As noted before, there’s been a bit more discussion about Professor Fisher’s plan. Mikael asked this question, off the privacy topic:
“If I take a copyrighted work, remove the watermark and then redistribute it (i e as unmarked data) – what happens according to Professor Fisher?”
“Just like ballot-stuffing, I’d assume there would be penalties. The key is
that, unlike with watermarks like SDMI’s, there’s no strong motivation to
strip them out. (Note: Fisher’s proposal now uses a simple registration code, rather than a true watermark, but the practical difference is irrelevant.)”
Mary Hodder from bIPlog then wrote to pho:
“Actually, as far as motivation for stripping out watermarks or flags from
content, I would think that many different people would have incentives to strip and leave blank, or strip and replace watermarks, because they would want to help or hurt particular musicians or creators, companies, or maybe all those who are represented by the RIAA or MPAA verses those who are not. I’m sure there are many lesser motivations that we could go on and on about. The point is, there will be people who try and so any system will have to try to minimize this.
“The other problem with watermarks is, as far as I know, there are none
that can’t be gamed right now, and so while there are people working on
this, a system that relies on watermarks or some other way of making
a count of content flowing through routers isn’t yet feasible. And
the motivation to game the system is a primary concern, at least with the
researchers I’ve talked with about making some kind of reliable, secure watermark system for counting content.”
I then responded:
That’s a fine criticism, so let me explain what I mean a bit more.

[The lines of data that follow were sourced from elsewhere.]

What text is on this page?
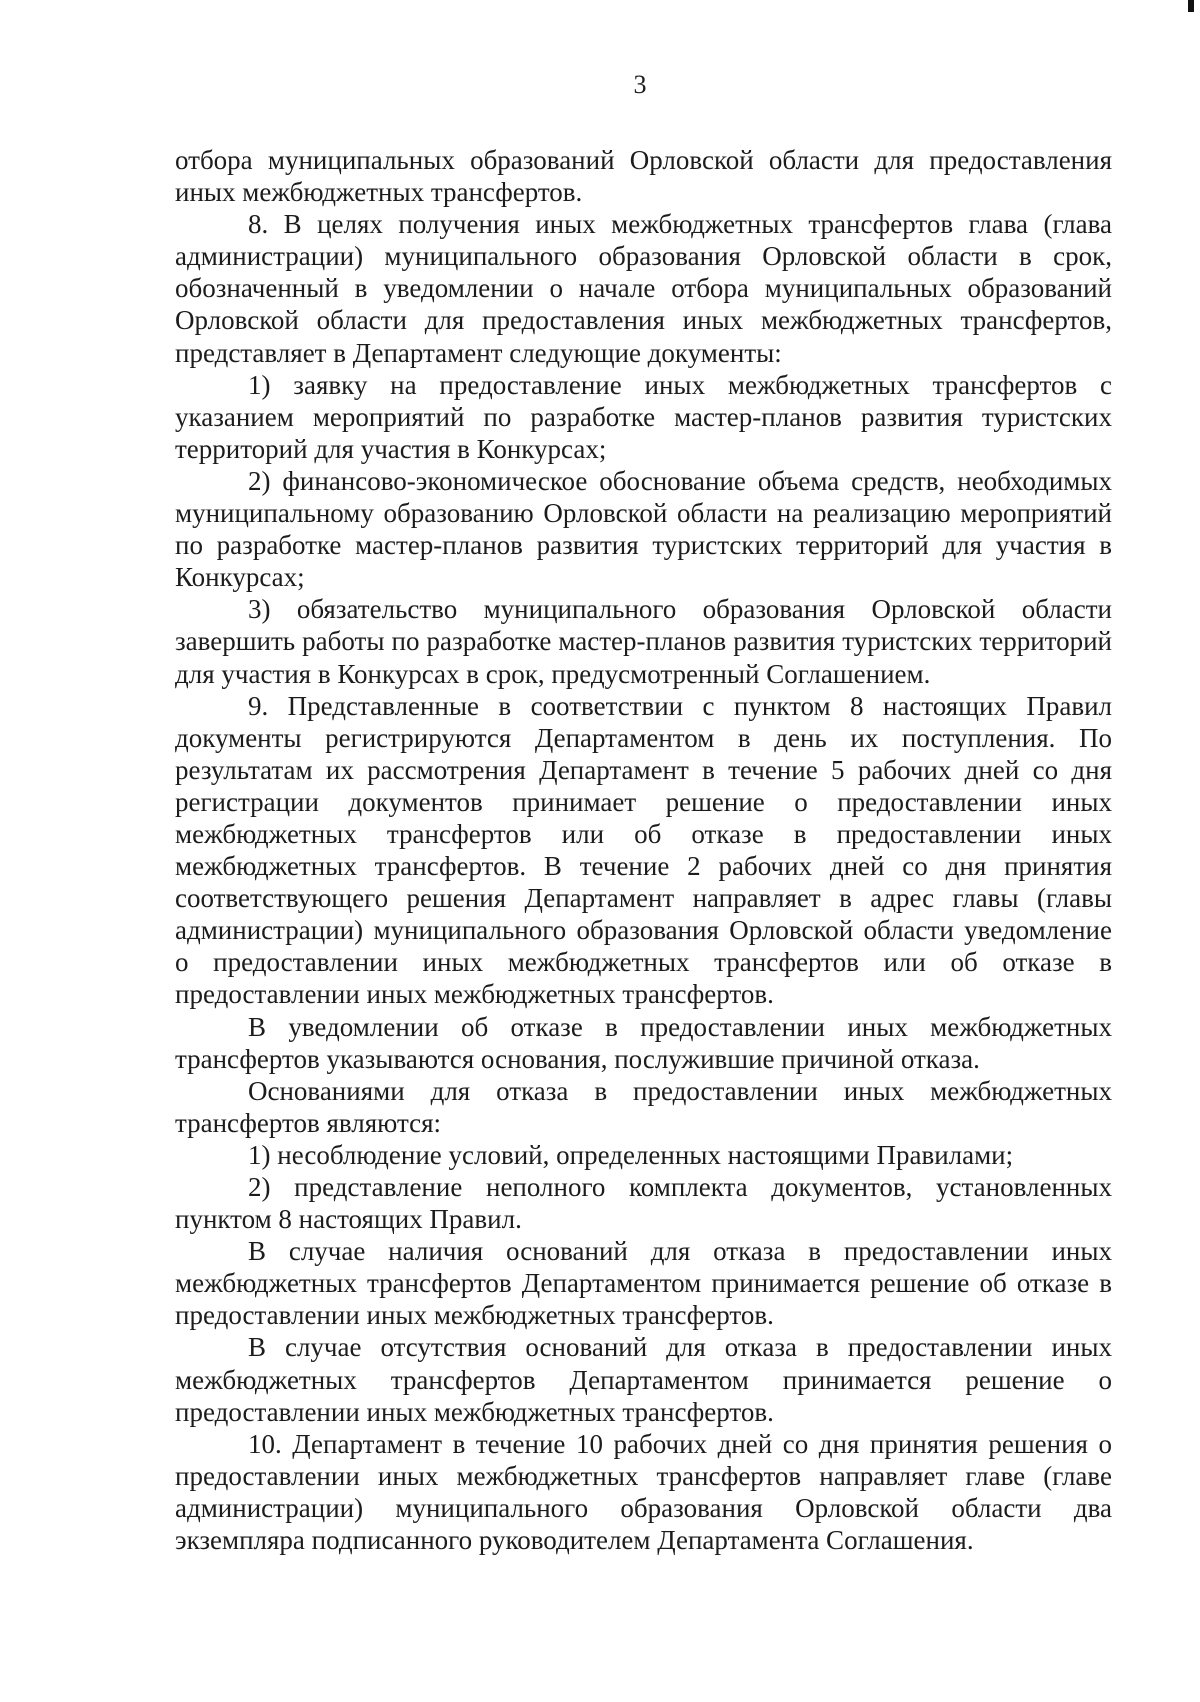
3
отбора муниципальных образований Орловской области для предоставления иных межбюджетных трансфертов.
8. В целях получения иных межбюджетных трансфертов глава (глава администрации) муниципального образования Орловской области в срок, обозначенный в уведомлении о начале отбора муниципальных образований Орловской области для предоставления иных межбюджетных трансфертов, представляет в Департамент следующие документы:
1) заявку на предоставление иных межбюджетных трансфертов с указанием мероприятий по разработке мастер-планов развития туристских территорий для участия в Конкурсах;
2) финансово-экономическое обоснование объема средств, необходимых муниципальному образованию Орловской области на реализацию мероприятий по разработке мастер-планов развития туристских территорий для участия в Конкурсах;
3) обязательство муниципального образования Орловской области завершить работы по разработке мастер-планов развития туристских территорий для участия в Конкурсах в срок, предусмотренный Соглашением.
9. Представленные в соответствии с пунктом 8 настоящих Правил документы регистрируются Департаментом в день их поступления. По результатам их рассмотрения Департамент в течение 5 рабочих дней со дня регистрации документов принимает решение о предоставлении иных межбюджетных трансфертов или об отказе в предоставлении иных межбюджетных трансфертов. В течение 2 рабочих дней со дня принятия соответствующего решения Департамент направляет в адрес главы (главы администрации) муниципального образования Орловской области уведомление о предоставлении иных межбюджетных трансфертов или об отказе в предоставлении иных межбюджетных трансфертов.
В уведомлении об отказе в предоставлении иных межбюджетных трансфертов указываются основания, послужившие причиной отказа.
Основаниями для отказа в предоставлении иных межбюджетных трансфертов являются:
1) несоблюдение условий, определенных настоящими Правилами;
2) представление неполного комплекта документов, установленных пунктом 8 настоящих Правил.
В случае наличия оснований для отказа в предоставлении иных межбюджетных трансфертов Департаментом принимается решение об отказе в предоставлении иных межбюджетных трансфертов.
В случае отсутствия оснований для отказа в предоставлении иных межбюджетных трансфертов Департаментом принимается решение о предоставлении иных межбюджетных трансфертов.
10. Департамент в течение 10 рабочих дней со дня принятия решения о предоставлении иных межбюджетных трансфертов направляет главе (главе администрации) муниципального образования Орловской области два экземпляра подписанного руководителем Департамента Соглашения.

The reason why I say there’s no strong motivation is that this sort of watermarking does not restrict use in anyway. It is most certainly a watermark in the DRM sense. So, the typical assumption that all watermarks are bad falls away.
I think the urge to game the system as you suggest is a bit weaker. It’s not that people aren’t motivated in those ways – it’s just that there’s probably less motivation to actually do something about it. DeCSS at least had some practical, tangible value to creators and users. People screwing over the RIAA/MPAA by altering the marks would just get a laugh.
At the same time, I concede that replacing the watermarks for personal financial gain is a bit more likely. But I wonder how much one could gain financially by changing the watermarks. If one changes too few, then it is unlikely a substantial amount of people will download the song. If one changes too many, it is far more likely that s/he will be caught.
In any case, there are various ways to make it less likely, bringing it to tolerable levels. I’m not quite sure why Professor Fisher has switched to only requiring a reg number in the actual filename. To make the system a little harder to game, a watermarking system would be superior. Yes, people could crack it – but the key is to make it hard for the average user to do so. Even using ID3 tags or some form of metadata would be superior (and far less inexpensive than watermarks).
In addition, I wonder if a certain degree of cross-checking could be done. If the tag does not match the file, song, or artist names repeatedly, then those downloads would not be counted.
Such cross-checking would be particularly useful if the registration index were made available to digital media services. Say someone searches for song X or clicks to download song X after searching for artist Y. The system could alert the user if the watermark does not match the song or if the search found similar songs with multiple registration codes, and then ask how s/he wishes to proceed anyway.
Of course, there are often multiple song titles and this would not work for all systems. But, perhaps it could keep misuse down to reasonable levels.